Another restaurant that’s great for sharing, The Oakwood offers Canadian fare in an eclectic space and a tapas style menu. Located in Vancouver’s Kitslano neighbourhood, this is a great place to eat after a day strolling along the beach and shopping on West 4th and Broadway. We shared crispy chicken skins, a “blt” salad with burrata, charred shishito peppers, the all Canadian poutine with brisket and dumplings. The cocktails are awesome, which would probably be the focus when we return to this restaurant in the future.
Rain or Shine Ice Cream
Best Ice Cream Ever! Another spot that Phil deemed a not miss from his last trip, Rain or Shine Ice Cream Shop is located a short walk from Kits beach. Featuring ice cream and cones all made in house, this is a must for any hot day venturing around. They have all the classics, such as chocolate, mint, and vanilla, but have elevated flavours such us London fog, blueberry balsamic, and honey lavender.
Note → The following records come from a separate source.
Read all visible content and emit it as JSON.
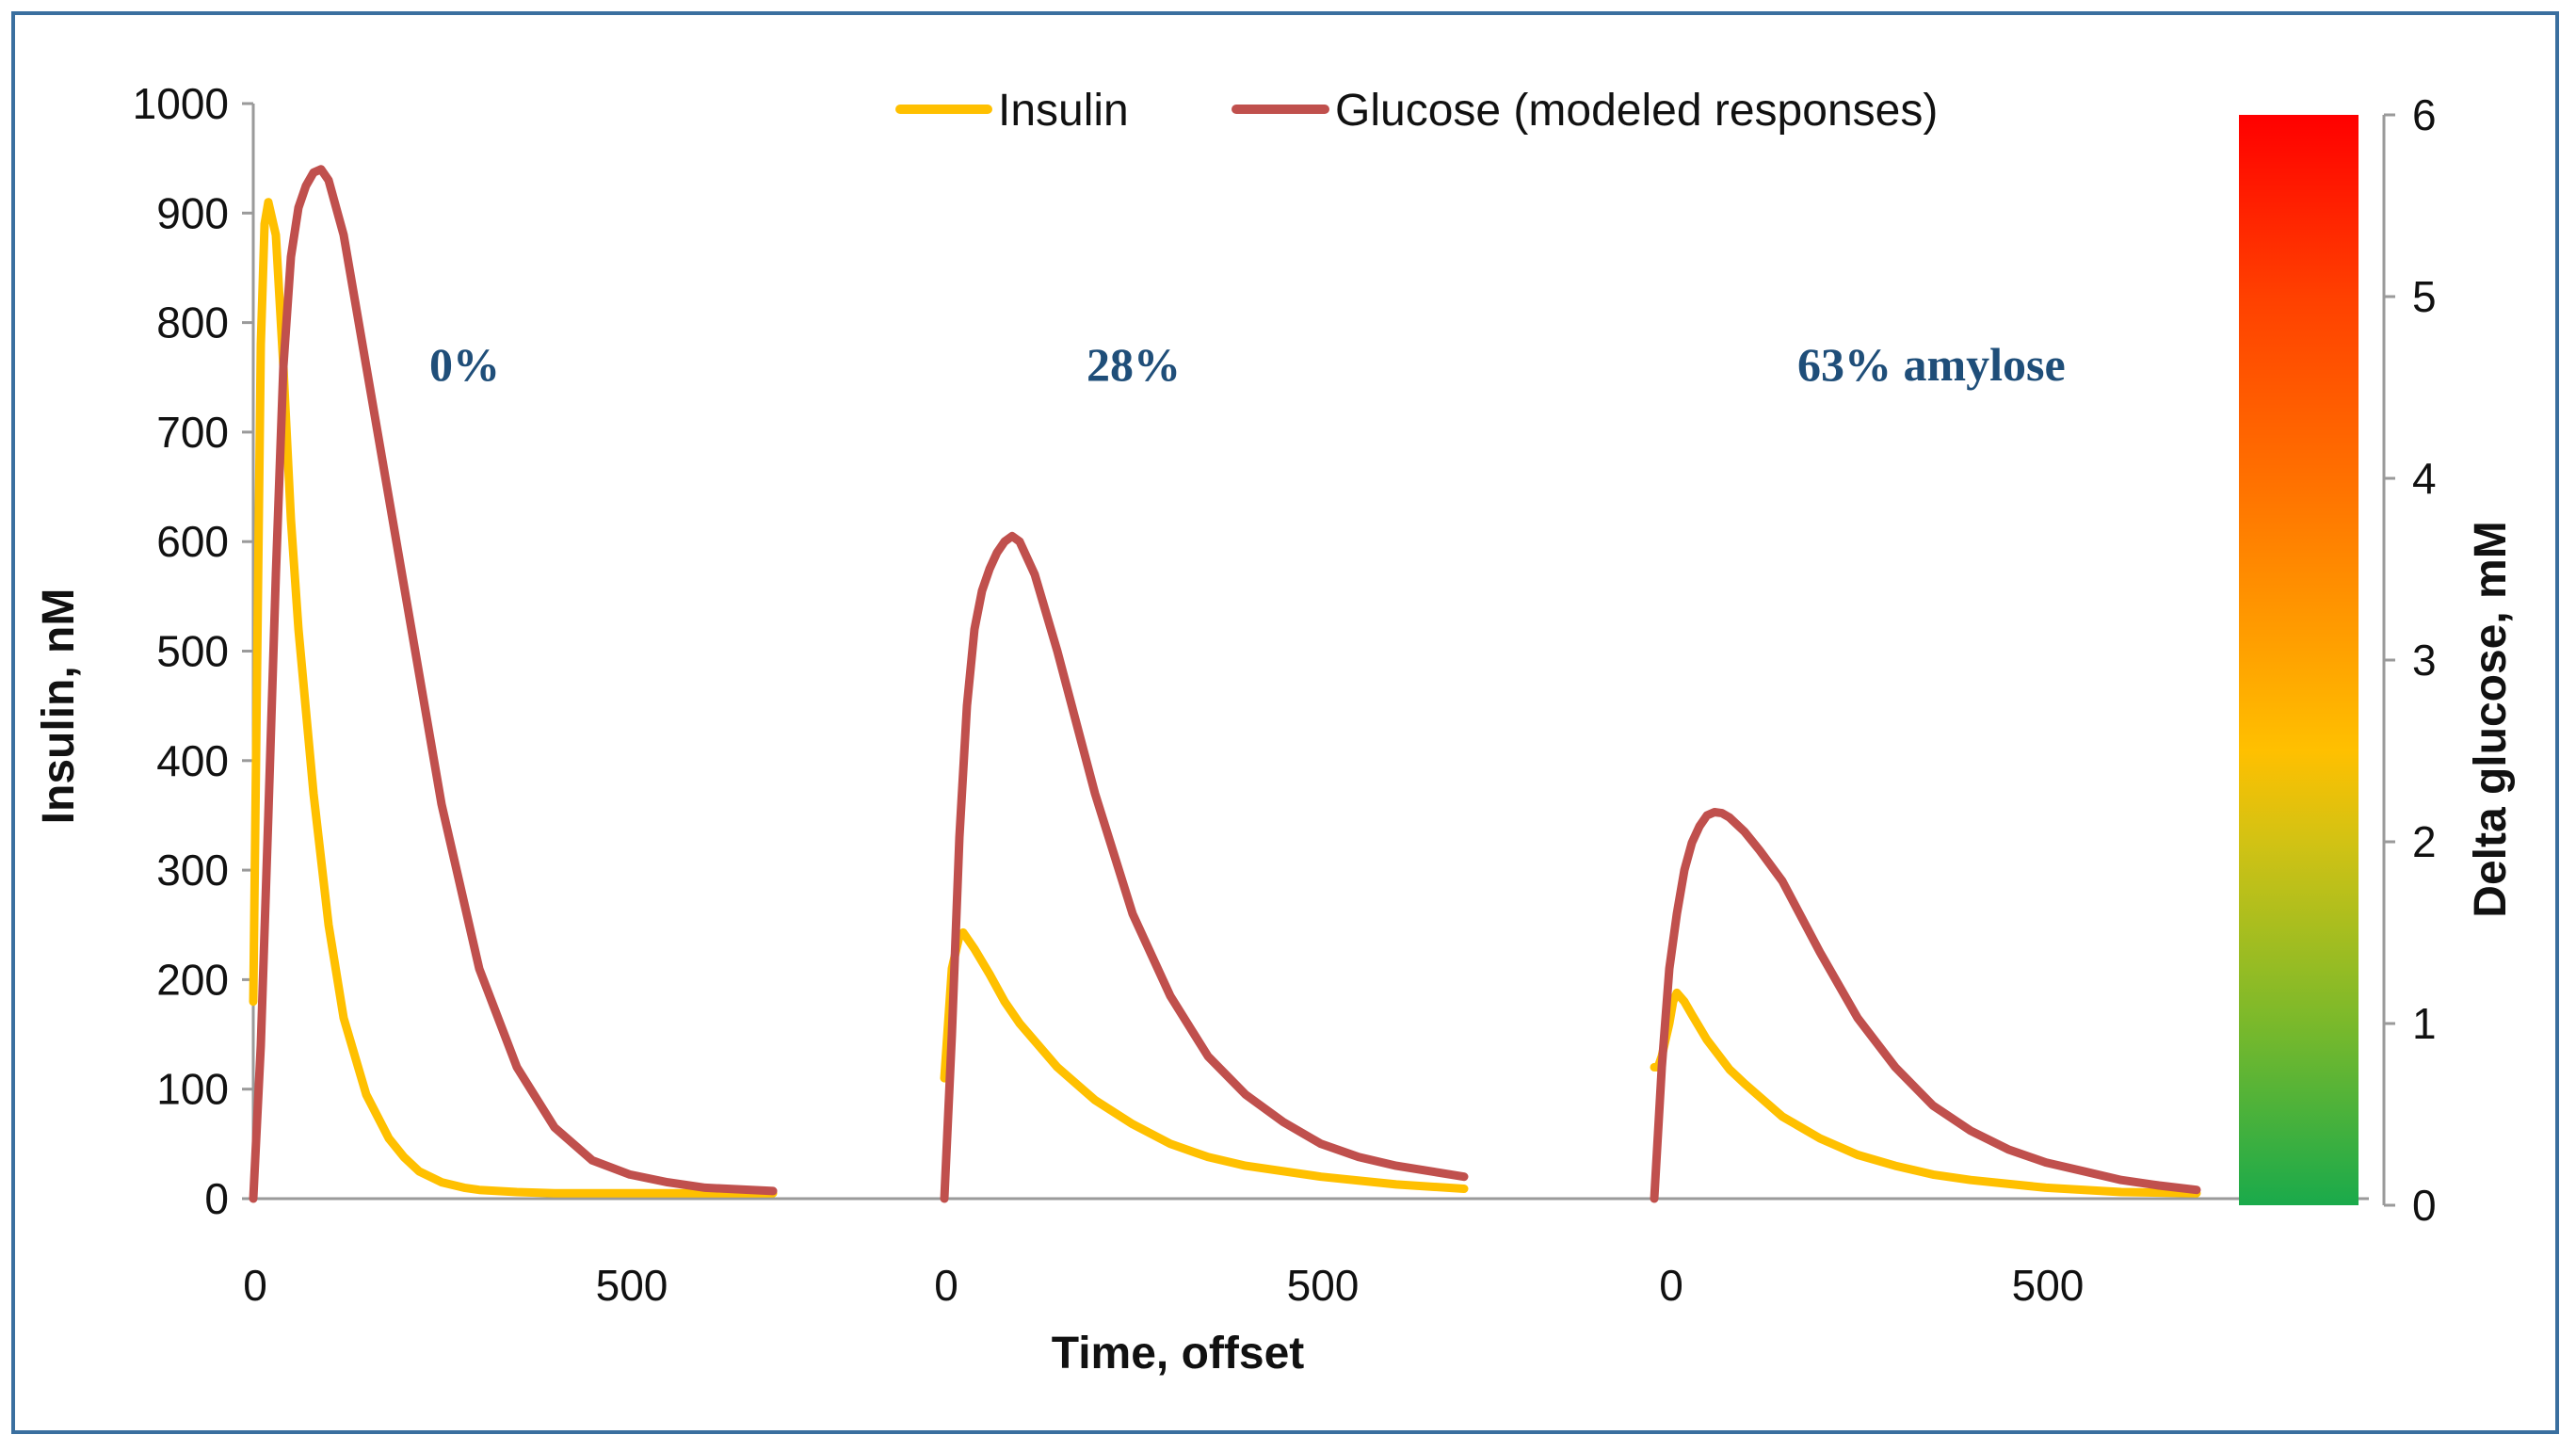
{
  "chart_data": {
    "type": "line",
    "title": "",
    "xlabel": "Time, offset",
    "ylabel": "Insulin, nM",
    "ylim": [
      0,
      1000
    ],
    "y_ticks": [
      0,
      100,
      200,
      300,
      400,
      500,
      600,
      700,
      800,
      900,
      1000
    ],
    "x_ticks": [
      0,
      500
    ],
    "xlim_per_panel": [
      0,
      700
    ],
    "legend": [
      {
        "name": "Insulin",
        "color": "#ffc000"
      },
      {
        "name": "Glucose (modeled responses)",
        "color": "#c0504d"
      }
    ],
    "legend_position": "top",
    "panels": [
      {
        "label": "0%",
        "series": [
          {
            "name": "Insulin",
            "x": [
              0,
              5,
              10,
              15,
              20,
              30,
              40,
              50,
              60,
              80,
              100,
              120,
              150,
              180,
              200,
              220,
              250,
              280,
              300,
              350,
              400,
              500,
              600,
              690
            ],
            "y": [
              180,
              480,
              780,
              890,
              910,
              880,
              760,
              620,
              520,
              370,
              250,
              165,
              95,
              55,
              38,
              25,
              15,
              10,
              8,
              6,
              5,
              5,
              5,
              5
            ]
          },
          {
            "name": "Glucose (modeled responses)",
            "x": [
              0,
              10,
              20,
              30,
              40,
              50,
              60,
              70,
              80,
              90,
              100,
              120,
              150,
              200,
              250,
              300,
              350,
              400,
              450,
              500,
              550,
              600,
              690
            ],
            "y": [
              0,
              140,
              350,
              570,
              760,
              860,
              905,
              925,
              937,
              940,
              930,
              880,
              760,
              560,
              360,
              210,
              120,
              65,
              35,
              22,
              15,
              10,
              7
            ]
          }
        ]
      },
      {
        "label": "28%",
        "series": [
          {
            "name": "Insulin",
            "x": [
              0,
              5,
              10,
              20,
              25,
              30,
              40,
              60,
              80,
              100,
              150,
              200,
              250,
              300,
              350,
              400,
              500,
              600,
              690
            ],
            "y": [
              110,
              160,
              210,
              240,
              243,
              238,
              228,
              205,
              180,
              160,
              120,
              90,
              68,
              50,
              38,
              30,
              20,
              13,
              9
            ]
          },
          {
            "name": "Glucose (modeled responses)",
            "x": [
              0,
              10,
              20,
              30,
              40,
              50,
              60,
              70,
              80,
              90,
              100,
              120,
              150,
              200,
              250,
              300,
              350,
              400,
              450,
              500,
              550,
              600,
              690
            ],
            "y": [
              0,
              150,
              330,
              450,
              520,
              555,
              575,
              590,
              600,
              605,
              600,
              570,
              500,
              370,
              260,
              185,
              130,
              95,
              70,
              50,
              38,
              30,
              20
            ]
          }
        ]
      },
      {
        "label": "63% amylose",
        "series": [
          {
            "name": "Insulin",
            "x": [
              -20,
              -15,
              -10,
              0,
              5,
              10,
              20,
              30,
              50,
              80,
              100,
              150,
              200,
              250,
              300,
              350,
              400,
              500,
              600,
              700
            ],
            "y": [
              120,
              120,
              130,
              160,
              180,
              188,
              180,
              168,
              145,
              118,
              105,
              75,
              55,
              40,
              30,
              22,
              17,
              10,
              6,
              5
            ]
          },
          {
            "name": "Glucose (modeled responses)",
            "x": [
              -20,
              -10,
              0,
              10,
              20,
              30,
              40,
              50,
              60,
              70,
              80,
              100,
              120,
              150,
              200,
              250,
              300,
              350,
              400,
              450,
              500,
              550,
              600,
              650,
              700
            ],
            "y": [
              0,
              120,
              210,
              260,
              300,
              325,
              340,
              350,
              353,
              352,
              348,
              335,
              318,
              290,
              225,
              165,
              120,
              85,
              62,
              45,
              33,
              25,
              17,
              12,
              8
            ]
          }
        ]
      }
    ],
    "colorbar": {
      "ylabel": "Delta glucose, mM",
      "ylim": [
        0,
        6
      ],
      "ticks": [
        0,
        1,
        2,
        3,
        4,
        5,
        6
      ],
      "gradient_stops": [
        {
          "value": 0,
          "color": "#1aaa4b"
        },
        {
          "value": 1,
          "color": "#7ab92b"
        },
        {
          "value": 2,
          "color": "#d2c214"
        },
        {
          "value": 2.5,
          "color": "#ffc000"
        },
        {
          "value": 3,
          "color": "#ffa400"
        },
        {
          "value": 4,
          "color": "#ff7000"
        },
        {
          "value": 5,
          "color": "#ff4000"
        },
        {
          "value": 6,
          "color": "#ff0000"
        }
      ]
    }
  }
}
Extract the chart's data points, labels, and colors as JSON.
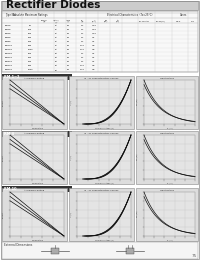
{
  "title": "Rectifier Diodes",
  "bg_color": "#ffffff",
  "title_bg": "#cccccc",
  "page_number": "75",
  "section_bars": [
    {
      "label": "RM 1~2",
      "color": "#444444"
    },
    {
      "label": "RM 4",
      "color": "#444444"
    },
    {
      "label": "RM 10",
      "color": "#444444"
    }
  ],
  "graph_titles_row": [
    "Allowable Rating",
    "IF - Vf Characteristics Curves",
    "Heat Rating"
  ],
  "graph_bg": "#e8e8e8",
  "graph_inner_bg": "#f0f0f0",
  "grid_color": "#cccccc",
  "curve_color": "#222222",
  "table_bg": "#f8f8f8"
}
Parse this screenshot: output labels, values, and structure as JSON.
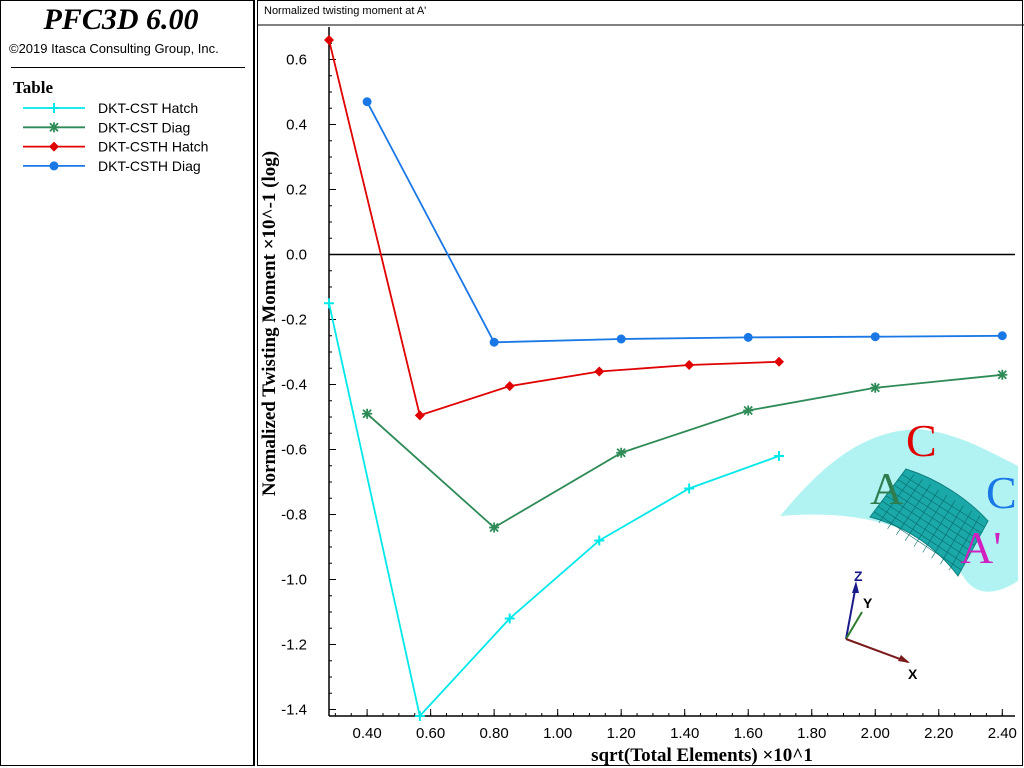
{
  "app": {
    "title": "PFC3D 6.00",
    "copyright": "©2019 Itasca Consulting Group, Inc."
  },
  "legend": {
    "title": "Table"
  },
  "chart_data": {
    "type": "line",
    "title": "Normalized twisting moment at A'",
    "xlabel": "sqrt(Total Elements) ×10^1",
    "ylabel": "Normalized Twisting Moment ×10^-1 (log)",
    "xlim": [
      0.28,
      2.44
    ],
    "ylim": [
      -1.42,
      0.7
    ],
    "xticks": [
      "0.40",
      "0.60",
      "0.80",
      "1.00",
      "1.20",
      "1.40",
      "1.60",
      "1.80",
      "2.00",
      "2.20",
      "2.40"
    ],
    "yticks": [
      "0.6",
      "0.4",
      "0.2",
      "0.0",
      "-0.2",
      "-0.4",
      "-0.6",
      "-0.8",
      "-1.0",
      "-1.2",
      "-1.4"
    ],
    "zero_line": true,
    "series": [
      {
        "name": "DKT-CST Hatch",
        "color": "#00e8e8",
        "marker": "plus",
        "x": [
          0.28,
          0.566,
          0.849,
          1.131,
          1.414,
          1.697
        ],
        "y": [
          -0.15,
          -1.42,
          -1.12,
          -0.88,
          -0.72,
          -0.62
        ]
      },
      {
        "name": "DKT-CST Diag",
        "color": "#2e8b57",
        "marker": "star",
        "x": [
          0.4,
          0.8,
          1.2,
          1.6,
          2.0,
          2.4
        ],
        "y": [
          -0.49,
          -0.84,
          -0.61,
          -0.48,
          -0.41,
          -0.37
        ]
      },
      {
        "name": "DKT-CSTH Hatch",
        "color": "#e00000",
        "marker": "diamond",
        "x": [
          0.28,
          0.566,
          0.849,
          1.131,
          1.414,
          1.697
        ],
        "y": [
          0.66,
          -0.495,
          -0.405,
          -0.36,
          -0.34,
          -0.33
        ]
      },
      {
        "name": "DKT-CSTH Diag",
        "color": "#1a78e6",
        "marker": "circle",
        "x": [
          0.4,
          0.8,
          1.2,
          1.6,
          2.0,
          2.4
        ],
        "y": [
          0.47,
          -0.27,
          -0.26,
          -0.255,
          -0.253,
          -0.25
        ]
      }
    ]
  },
  "inset": {
    "labels": {
      "a": "A",
      "c1": "C",
      "c2": "C",
      "a_prime": "A'"
    },
    "axis_labels": {
      "z": "Z",
      "y": "Y",
      "x": "X"
    },
    "colors": {
      "shell": "#a8f2f2",
      "mesh": "#1aa8a8",
      "a": "#2e7d4f",
      "c": "#e00000",
      "c2": "#1a78e6",
      "a_prime": "#d020c0"
    }
  }
}
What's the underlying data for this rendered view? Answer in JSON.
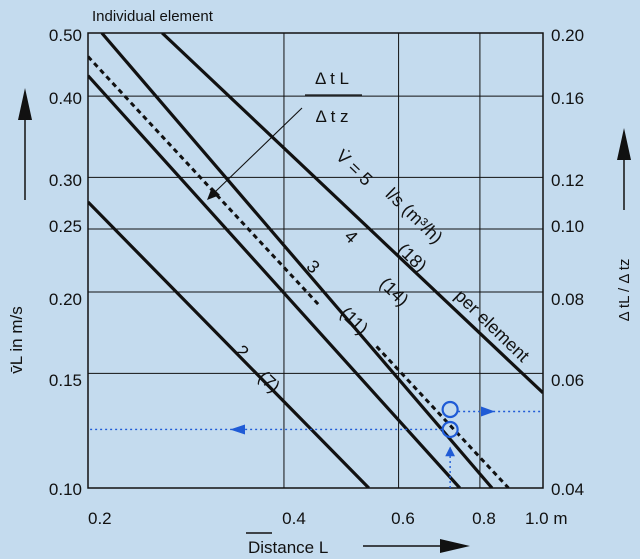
{
  "header": {
    "caption": "Individual element"
  },
  "chart_data": {
    "type": "line",
    "title": "Individual element",
    "xlabel": "Distance L",
    "ylabel": "v̄L in m/s",
    "y2label": "Δ tL / Δ tz",
    "xscale": "log",
    "yscale": "log",
    "xlim": [
      0.2,
      1.0
    ],
    "ylim": [
      0.1,
      0.5
    ],
    "y2lim": [
      0.04,
      0.2
    ],
    "grid": true,
    "x_ticks": [
      0.2,
      0.4,
      0.6,
      0.8,
      1.0
    ],
    "x_tick_labels": [
      "0.2",
      "0.4",
      "0.6",
      "0.8",
      "1.0 m"
    ],
    "y_ticks": [
      0.1,
      0.15,
      0.2,
      0.25,
      0.3,
      0.4,
      0.5
    ],
    "y_tick_labels": [
      "0.10",
      "0.15",
      "0.20",
      "0.25",
      "0.30",
      "0.40",
      "0.50"
    ],
    "y2_ticks": [
      0.04,
      0.06,
      0.08,
      0.1,
      0.12,
      0.16,
      0.2
    ],
    "y2_tick_labels": [
      "0.04",
      "0.06",
      "0.08",
      "0.10",
      "0.12",
      "0.16",
      "0.20"
    ],
    "series": [
      {
        "name": "2 (7)",
        "x": [
          0.2,
          0.54
        ],
        "y": [
          0.275,
          0.1
        ]
      },
      {
        "name": "3 (11)",
        "x": [
          0.2,
          0.745
        ],
        "y": [
          0.43,
          0.1
        ]
      },
      {
        "name": "4 (14)",
        "x": [
          0.21,
          0.835
        ],
        "y": [
          0.5,
          0.1
        ]
      },
      {
        "name": "5 (18)",
        "x": [
          0.26,
          1.0
        ],
        "y": [
          0.5,
          0.14
        ]
      },
      {
        "name": "Δt L / Δt z (upper)",
        "x": [
          0.2,
          0.455
        ],
        "y": [
          0.46,
          0.19
        ]
      },
      {
        "name": "Δt L / Δt z (lower)",
        "x": [
          0.555,
          0.885
        ],
        "y": [
          0.165,
          0.1
        ]
      }
    ],
    "annotations": {
      "ratio_numerator": "Δ t L",
      "ratio_denominator": "Δ t z",
      "flow_label": "V̇ = 5",
      "flow_unit": "l/s (m³/h)",
      "per_element": "per element",
      "curve_labels": [
        "2",
        "(7)",
        "3",
        "(11)",
        "4",
        "(14)",
        "(18)"
      ]
    },
    "example": {
      "x": 0.72,
      "y": [
        0.123,
        0.132
      ],
      "y_left": 0.123,
      "y_right": 0.052
    }
  }
}
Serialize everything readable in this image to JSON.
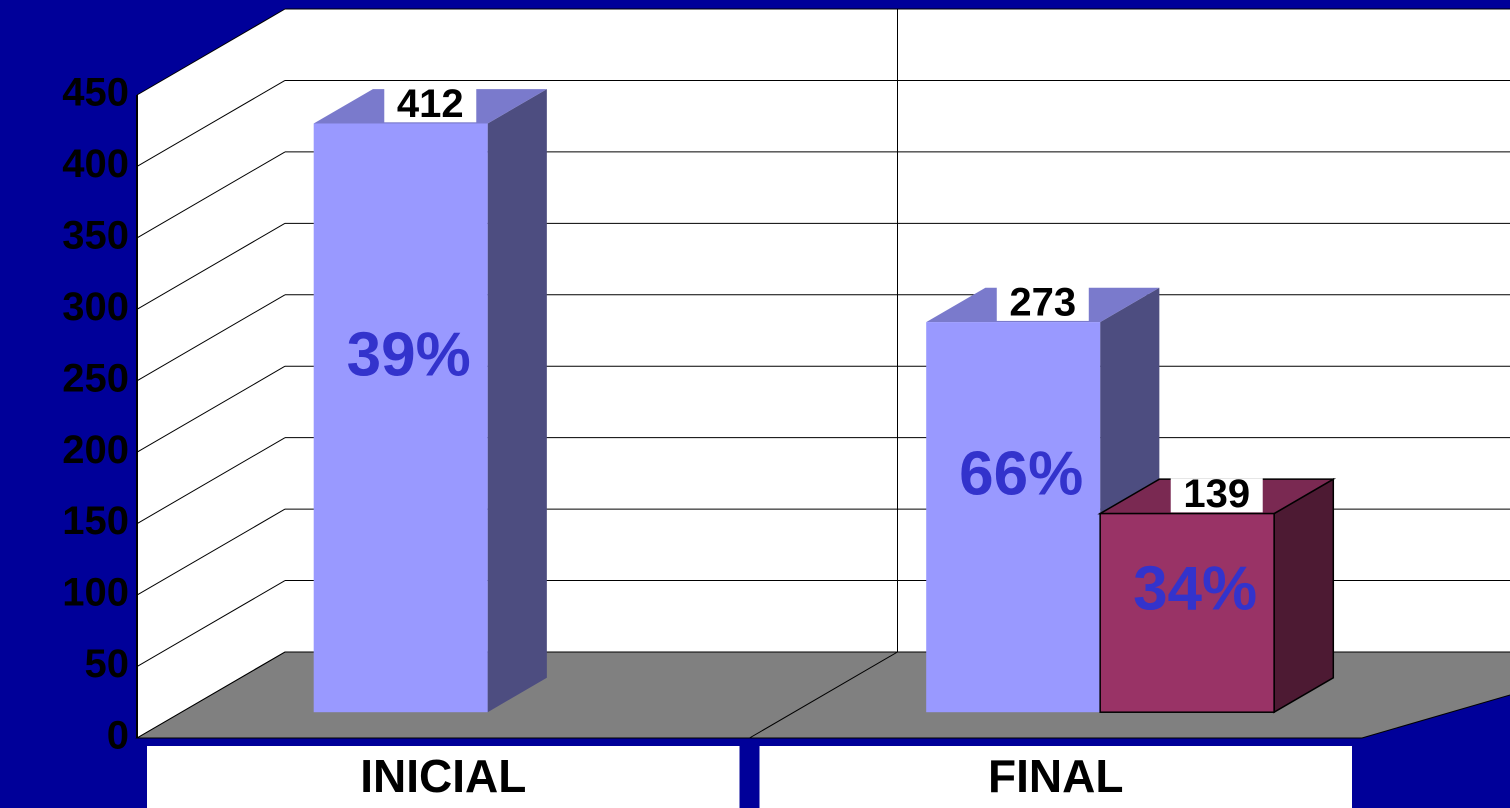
{
  "chart_data": {
    "type": "bar3d",
    "categories": [
      "INICIAL",
      "FINAL"
    ],
    "series": [
      {
        "color": "#9999ff",
        "values": [
          412,
          273
        ],
        "percent_labels": [
          "39%",
          "66%"
        ]
      },
      {
        "color": "#993366",
        "values": [
          null,
          139
        ],
        "percent_labels": [
          null,
          "34%"
        ]
      }
    ],
    "ylim": [
      0,
      450
    ],
    "yticks": [
      0,
      50,
      100,
      150,
      200,
      250,
      300,
      350,
      400,
      450
    ],
    "grid": true
  }
}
Come hungry and prepare to sample and eat your way through the market. With fresh food vendors and hot tables throughout there is something for everyone at this iconic Vancouver landmark. As a starter, buy a handful of local berries from one of the many fresh fruit vendors, then head over to The Stock Market for a comforting bowl of soup. Sample some pickles and olive oil then grab a sandwich, sushi, or even a savoury pie. Finish it off with a sample of a Lemon Square and a bag of donut holes from Lee’s donuts. Once your done head to Granville Island Brewery, Liberty Wines, or Liberty Distillers for a drink.
Whistler Farmer’s Market
On Sunday’s Whistler Village hosts a farmer’s market filled with local artisans, farmers, and cooks. There is lots to choose from including schnitzel, bi bim bop, samosa’s, sweets, and our favourite, the West Coast Donair. This is like the traditional, but using a yogurt and garlic based sauce vs evaporated milk sauce typically seen on the East Coast.